First what is density altitude? The simplest way for me to say is: It’s a measurement of how dense the air “feels” compared to what altitude you are really at.
Think about climbing a mountain. As you go up the air becomes thinner, harder to breath. For aircraft this means your wing has less air to “bite”, less lift is created as a result. And just like it harder for you to breath, it’s a tiny bit harder for your engine to breath.
The equation to figure this out takes into account temperature, barometric pressure, and humidity. In hot, humid conditions your density altitude will be higher. Colder temps give us denser air and a lower density altitude.
Flying from home I’ve gotten into the habit of checking winds aloft(ryancarlton.com) and the radar but not tuning into the AWOS(Automated Weather Observation System) at the airport.
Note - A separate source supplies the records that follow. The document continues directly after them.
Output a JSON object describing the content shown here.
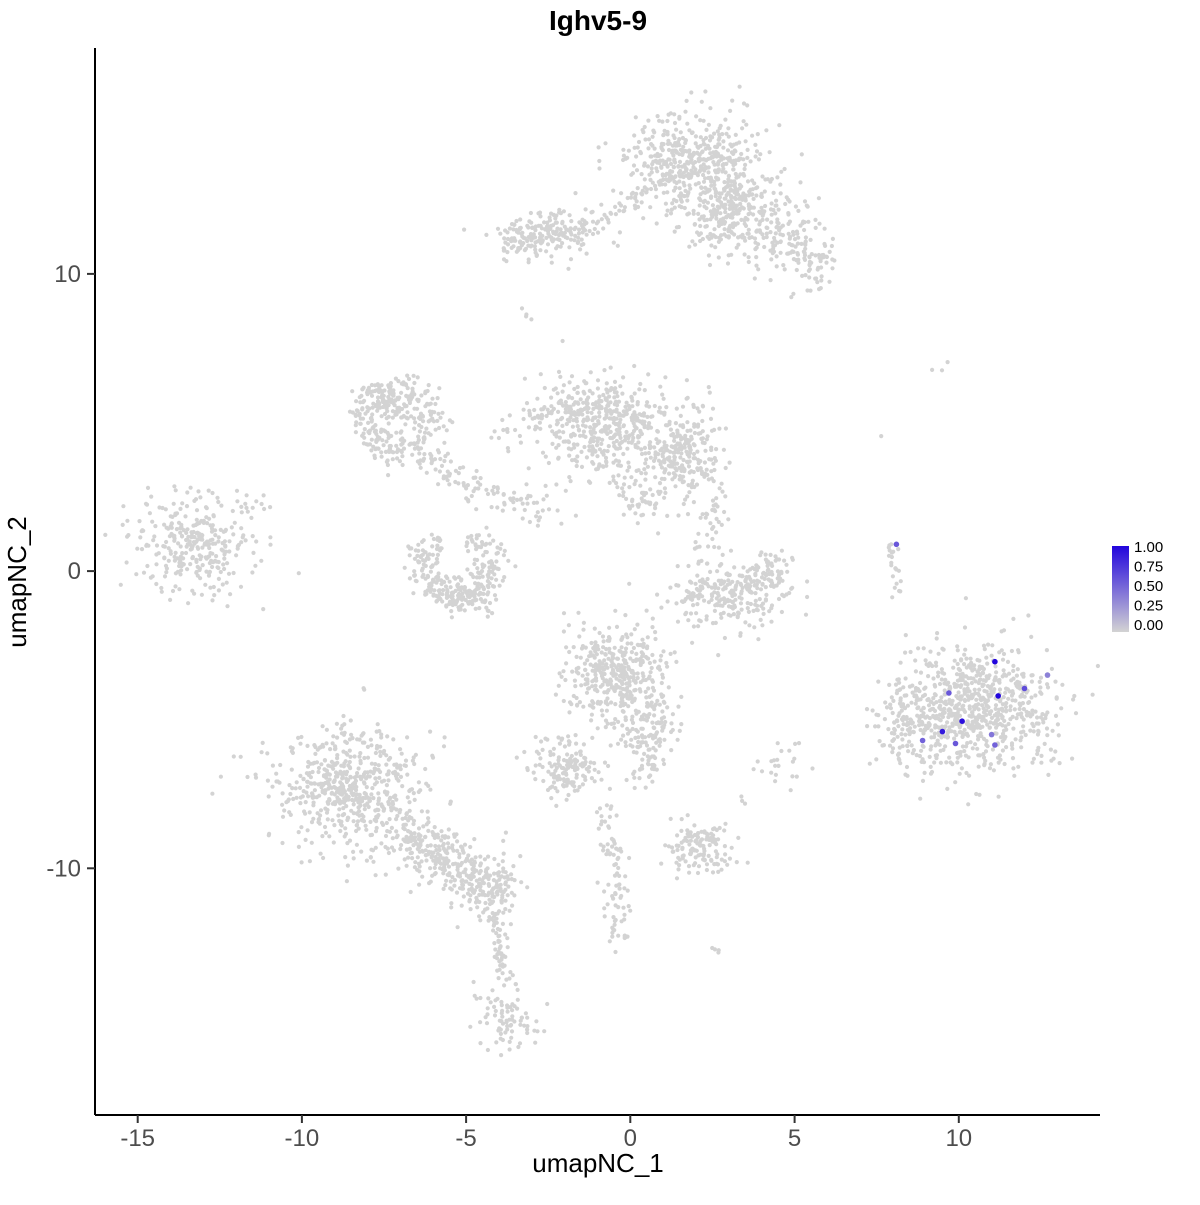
{
  "chart_data": {
    "type": "scatter",
    "title": "Ighv5-9",
    "xlabel": "umapNC_1",
    "ylabel": "umapNC_2",
    "xlim": [
      -16.3,
      14.3
    ],
    "ylim": [
      -18.3,
      17.6
    ],
    "x_ticks": [
      -15,
      -10,
      -5,
      0,
      5,
      10
    ],
    "y_ticks": [
      -10,
      0,
      10
    ],
    "grid": false,
    "point_color_low": "#D3D3D3",
    "point_color_high": "#2205DD",
    "legend": {
      "position": "right",
      "labels": [
        "1.00",
        "0.75",
        "0.50",
        "0.25",
        "0.00"
      ],
      "values": [
        1.0,
        0.75,
        0.5,
        0.25,
        0.0
      ]
    },
    "background_clusters": [
      {
        "type": "blob",
        "cx": 1.9,
        "cy": 13.7,
        "sx": 1.0,
        "sy": 0.85,
        "n": 520
      },
      {
        "type": "blob",
        "cx": 3.3,
        "cy": 12.3,
        "sx": 0.55,
        "sy": 0.6,
        "n": 130
      },
      {
        "type": "blob",
        "cx": 4.6,
        "cy": 11.4,
        "sx": 0.6,
        "sy": 0.7,
        "n": 130
      },
      {
        "type": "blob",
        "cx": 5.5,
        "cy": 10.3,
        "sx": 0.4,
        "sy": 0.45,
        "n": 60
      },
      {
        "type": "blob",
        "cx": 2.6,
        "cy": 11.5,
        "sx": 0.45,
        "sy": 0.55,
        "n": 70
      },
      {
        "type": "blob",
        "cx": -2.4,
        "cy": 11.4,
        "sx": 0.75,
        "sy": 0.4,
        "n": 170
      },
      {
        "type": "blob",
        "cx": -3.4,
        "cy": 11.1,
        "sx": 0.3,
        "sy": 0.3,
        "n": 40
      },
      {
        "type": "line",
        "x1": -1.5,
        "y1": 11.5,
        "x2": 0.8,
        "y2": 12.8,
        "spread": 0.15,
        "n": 35
      },
      {
        "type": "blob",
        "cx": -3.1,
        "cy": 8.6,
        "sx": 0.12,
        "sy": 0.12,
        "n": 4
      },
      {
        "type": "ring",
        "cx": -7.1,
        "cy": 5.1,
        "r": 1.05,
        "rs": 0.3,
        "a0": 0,
        "a1": 360,
        "n": 240
      },
      {
        "type": "blob",
        "cx": -7.4,
        "cy": 5.6,
        "sx": 0.5,
        "sy": 0.4,
        "n": 80
      },
      {
        "type": "line",
        "x1": -6.2,
        "y1": 3.9,
        "x2": -4.6,
        "y2": 2.7,
        "spread": 0.25,
        "n": 60
      },
      {
        "type": "line",
        "x1": -4.4,
        "y1": 2.6,
        "x2": -2.4,
        "y2": 2.1,
        "spread": 0.3,
        "n": 45
      },
      {
        "type": "blob",
        "cx": -0.8,
        "cy": 4.9,
        "sx": 0.95,
        "sy": 0.85,
        "n": 470
      },
      {
        "type": "blob",
        "cx": 1.7,
        "cy": 3.9,
        "sx": 0.6,
        "sy": 0.75,
        "n": 230
      },
      {
        "type": "line",
        "x1": -3.6,
        "y1": 4.8,
        "x2": -2.0,
        "y2": 5.0,
        "spread": 0.45,
        "n": 50
      },
      {
        "type": "blob",
        "cx": 0.3,
        "cy": 2.6,
        "sx": 0.5,
        "sy": 0.5,
        "n": 60
      },
      {
        "type": "blob",
        "cx": -13.3,
        "cy": 0.9,
        "sx": 0.95,
        "sy": 0.8,
        "n": 300
      },
      {
        "type": "blob",
        "cx": -11.7,
        "cy": 2.2,
        "sx": 0.3,
        "sy": 0.3,
        "n": 12
      },
      {
        "type": "ring",
        "cx": -5.3,
        "cy": 0.2,
        "r": 1.05,
        "rs": 0.28,
        "a0": 120,
        "a1": 430,
        "n": 240
      },
      {
        "type": "blob",
        "cx": -5.0,
        "cy": -0.9,
        "sx": 0.5,
        "sy": 0.3,
        "n": 70
      },
      {
        "type": "blob",
        "cx": 2.9,
        "cy": -0.8,
        "sx": 0.85,
        "sy": 0.5,
        "n": 240
      },
      {
        "type": "blob",
        "cx": 4.2,
        "cy": 0.0,
        "sx": 0.35,
        "sy": 0.35,
        "n": 60
      },
      {
        "type": "line",
        "x1": 2.0,
        "y1": 0.2,
        "x2": 2.7,
        "y2": 2.5,
        "spread": 0.3,
        "n": 35
      },
      {
        "type": "blob",
        "cx": -0.4,
        "cy": -3.5,
        "sx": 0.8,
        "sy": 0.85,
        "n": 400
      },
      {
        "type": "blob",
        "cx": 0.5,
        "cy": -5.4,
        "sx": 0.45,
        "sy": 0.6,
        "n": 100
      },
      {
        "type": "line",
        "x1": 0.6,
        "y1": -6.2,
        "x2": 0.2,
        "y2": -7.2,
        "spread": 0.2,
        "n": 25
      },
      {
        "type": "blob",
        "cx": -8.6,
        "cy": -7.2,
        "sx": 1.15,
        "sy": 1.0,
        "n": 560
      },
      {
        "type": "line",
        "x1": -7.2,
        "y1": -8.6,
        "x2": -4.8,
        "y2": -10.4,
        "spread": 0.5,
        "n": 260
      },
      {
        "type": "blob",
        "cx": -4.3,
        "cy": -10.7,
        "sx": 0.5,
        "sy": 0.5,
        "n": 130
      },
      {
        "type": "line",
        "x1": -4.1,
        "y1": -11.4,
        "x2": -3.8,
        "y2": -13.9,
        "spread": 0.15,
        "n": 55
      },
      {
        "type": "blob",
        "cx": -3.7,
        "cy": -15.2,
        "sx": 0.45,
        "sy": 0.55,
        "n": 80
      },
      {
        "type": "blob",
        "cx": -2.0,
        "cy": -6.6,
        "sx": 0.6,
        "sy": 0.5,
        "n": 140
      },
      {
        "type": "line",
        "x1": -0.7,
        "y1": -7.9,
        "x2": -0.3,
        "y2": -12.4,
        "spread": 0.22,
        "n": 85
      },
      {
        "type": "blob",
        "cx": 2.1,
        "cy": -9.3,
        "sx": 0.5,
        "sy": 0.45,
        "n": 130
      },
      {
        "type": "blob",
        "cx": 4.6,
        "cy": -6.6,
        "sx": 0.5,
        "sy": 0.4,
        "n": 22
      },
      {
        "type": "blob",
        "cx": 10.4,
        "cy": -4.6,
        "sx": 1.25,
        "sy": 1.05,
        "n": 750
      },
      {
        "type": "blob",
        "cx": 8.4,
        "cy": -5.0,
        "sx": 0.5,
        "sy": 0.8,
        "n": 90
      },
      {
        "type": "line",
        "x1": 7.95,
        "y1": 0.9,
        "x2": 8.15,
        "y2": -0.8,
        "spread": 0.12,
        "n": 22
      },
      {
        "type": "blob",
        "cx": 9.5,
        "cy": 6.9,
        "sx": 0.1,
        "sy": 0.1,
        "n": 3
      },
      {
        "type": "blob",
        "cx": 7.6,
        "cy": 4.6,
        "sx": 0.05,
        "sy": 0.05,
        "n": 1
      },
      {
        "type": "blob",
        "cx": 2.6,
        "cy": -12.7,
        "sx": 0.15,
        "sy": 0.15,
        "n": 4
      },
      {
        "type": "blob",
        "cx": 3.5,
        "cy": -7.6,
        "sx": 0.12,
        "sy": 0.12,
        "n": 3
      }
    ],
    "highlighted_cells": [
      {
        "x": 8.1,
        "y": 0.9,
        "value": 0.6
      },
      {
        "x": 11.1,
        "y": -3.05,
        "value": 1.0
      },
      {
        "x": 12.0,
        "y": -3.95,
        "value": 0.65
      },
      {
        "x": 11.2,
        "y": -4.2,
        "value": 1.0
      },
      {
        "x": 9.7,
        "y": -4.1,
        "value": 0.6
      },
      {
        "x": 10.1,
        "y": -5.05,
        "value": 0.95
      },
      {
        "x": 9.5,
        "y": -5.4,
        "value": 0.9
      },
      {
        "x": 8.9,
        "y": -5.7,
        "value": 0.55
      },
      {
        "x": 9.9,
        "y": -5.8,
        "value": 0.6
      },
      {
        "x": 11.0,
        "y": -5.5,
        "value": 0.45
      },
      {
        "x": 11.1,
        "y": -5.85,
        "value": 0.55
      },
      {
        "x": 12.7,
        "y": -3.5,
        "value": 0.4
      }
    ]
  }
}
Mistake.
The Setup: It’s 1700, winds 3-8, and it is hot here in TN with 99.9% humidity(possible small exaggeration). I’m flying with my bulky XC bag, luckily with most of the weight removed. I’ve got 400′ of runway in front of me. With this wind I usually need about 100′.
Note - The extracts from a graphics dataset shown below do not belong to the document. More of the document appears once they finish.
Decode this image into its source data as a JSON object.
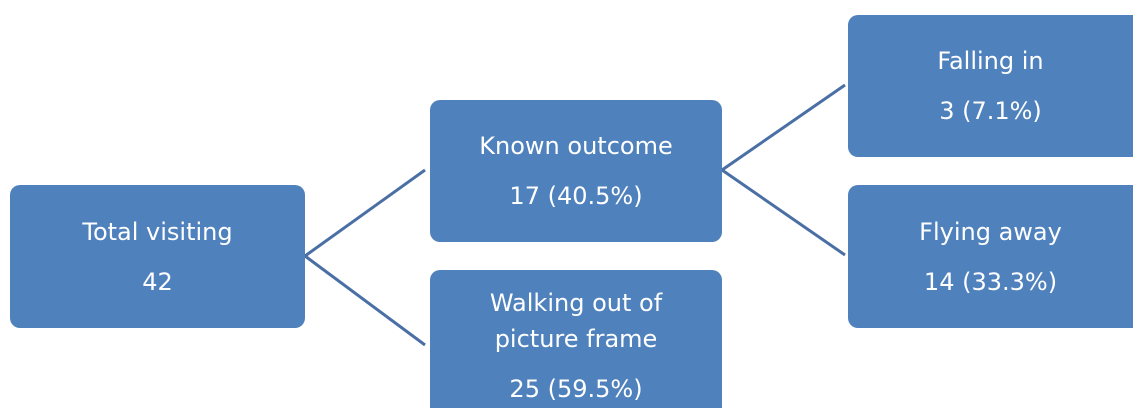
{
  "nodes": [
    {
      "label": [
        "Total visiting"
      ],
      "value": "42"
    },
    {
      "label": [
        "Known outcome"
      ],
      "value": "17 (40.5%)"
    },
    {
      "label": [
        "Walking out of",
        "picture frame"
      ],
      "value": "25 (59.5%)"
    },
    {
      "label": [
        "Falling in"
      ],
      "value": "3 (7.1%)"
    },
    {
      "label": [
        "Flying away"
      ],
      "value": "14 (33.3%)"
    }
  ]
}
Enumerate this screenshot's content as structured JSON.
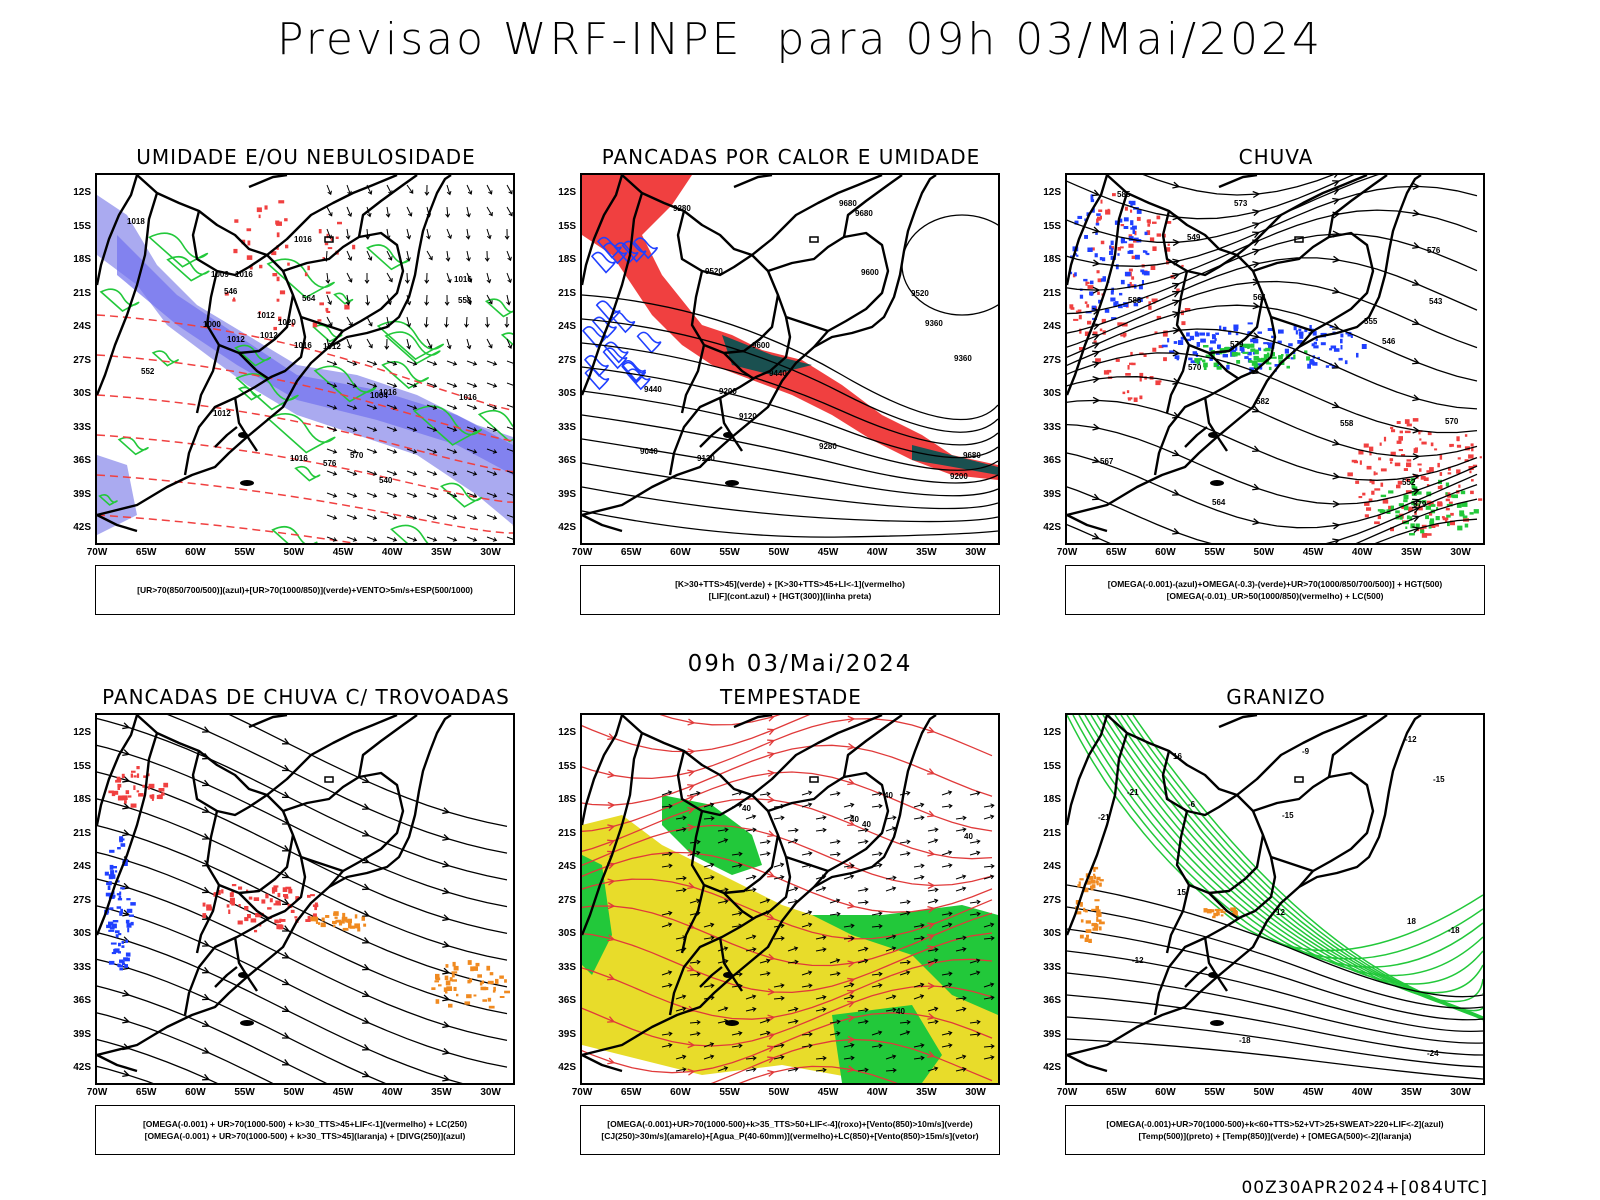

The Launch: Wing inflates well and within a few steps I have it “locked in”, go full throttle and commit to launch. Pretty quick I notice a lack of lift. I can tell by the sound my engine is spinning up nicely, but the glider just isn’t wanting to fly today. No cravats or other problems so I push on. Finally at about 250′ I start to lift off, barely. I have to tiptoe for another 50′-75′ while applying more than normal brake pressure before I finally break contact with the grass.
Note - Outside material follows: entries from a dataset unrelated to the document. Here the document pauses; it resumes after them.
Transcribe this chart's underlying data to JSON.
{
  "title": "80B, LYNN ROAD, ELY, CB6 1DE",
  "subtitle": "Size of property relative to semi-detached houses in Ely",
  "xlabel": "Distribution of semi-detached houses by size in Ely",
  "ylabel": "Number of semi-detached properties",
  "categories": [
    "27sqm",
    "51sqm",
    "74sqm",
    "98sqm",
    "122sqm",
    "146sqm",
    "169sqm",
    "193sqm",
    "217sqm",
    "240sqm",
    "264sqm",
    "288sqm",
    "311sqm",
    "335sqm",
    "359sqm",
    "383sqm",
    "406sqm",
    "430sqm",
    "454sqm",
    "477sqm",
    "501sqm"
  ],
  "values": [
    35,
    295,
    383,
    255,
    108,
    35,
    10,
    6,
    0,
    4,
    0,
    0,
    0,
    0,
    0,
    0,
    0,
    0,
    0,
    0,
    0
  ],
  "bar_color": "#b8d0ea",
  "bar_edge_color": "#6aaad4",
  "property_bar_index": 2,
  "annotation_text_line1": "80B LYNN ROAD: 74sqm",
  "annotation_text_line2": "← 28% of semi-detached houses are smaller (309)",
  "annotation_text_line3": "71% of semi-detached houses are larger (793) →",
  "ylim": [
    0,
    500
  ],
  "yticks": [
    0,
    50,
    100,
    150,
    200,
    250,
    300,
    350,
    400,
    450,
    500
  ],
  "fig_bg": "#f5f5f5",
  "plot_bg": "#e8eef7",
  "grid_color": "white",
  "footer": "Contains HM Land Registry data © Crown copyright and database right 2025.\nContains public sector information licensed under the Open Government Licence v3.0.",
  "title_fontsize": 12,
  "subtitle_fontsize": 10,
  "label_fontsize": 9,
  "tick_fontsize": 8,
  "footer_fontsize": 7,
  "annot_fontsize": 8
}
The Climb out: Roughly 1500′ beyond my runway there are trees and power lines. Most days I would clear them by 100′ or more easily. But I was not climbing at all. I was “stuck” 20′ up still holding brake pressure at full power. Finally about 500′ after takeoff I started to get some lift but no way was I going to clear the obstacles. I released my left brake pressure and let the glider go into the gentlest bank that would allow me to turn away from the trees, and got away with it.
A friend called a few minutes later from the airport to ask about the flying conditions. That’s when it dawned on me what the likely culprit was and I asked him to check. In the future I will for sure keep a closer eye on the Density Altitude before attempting a launch.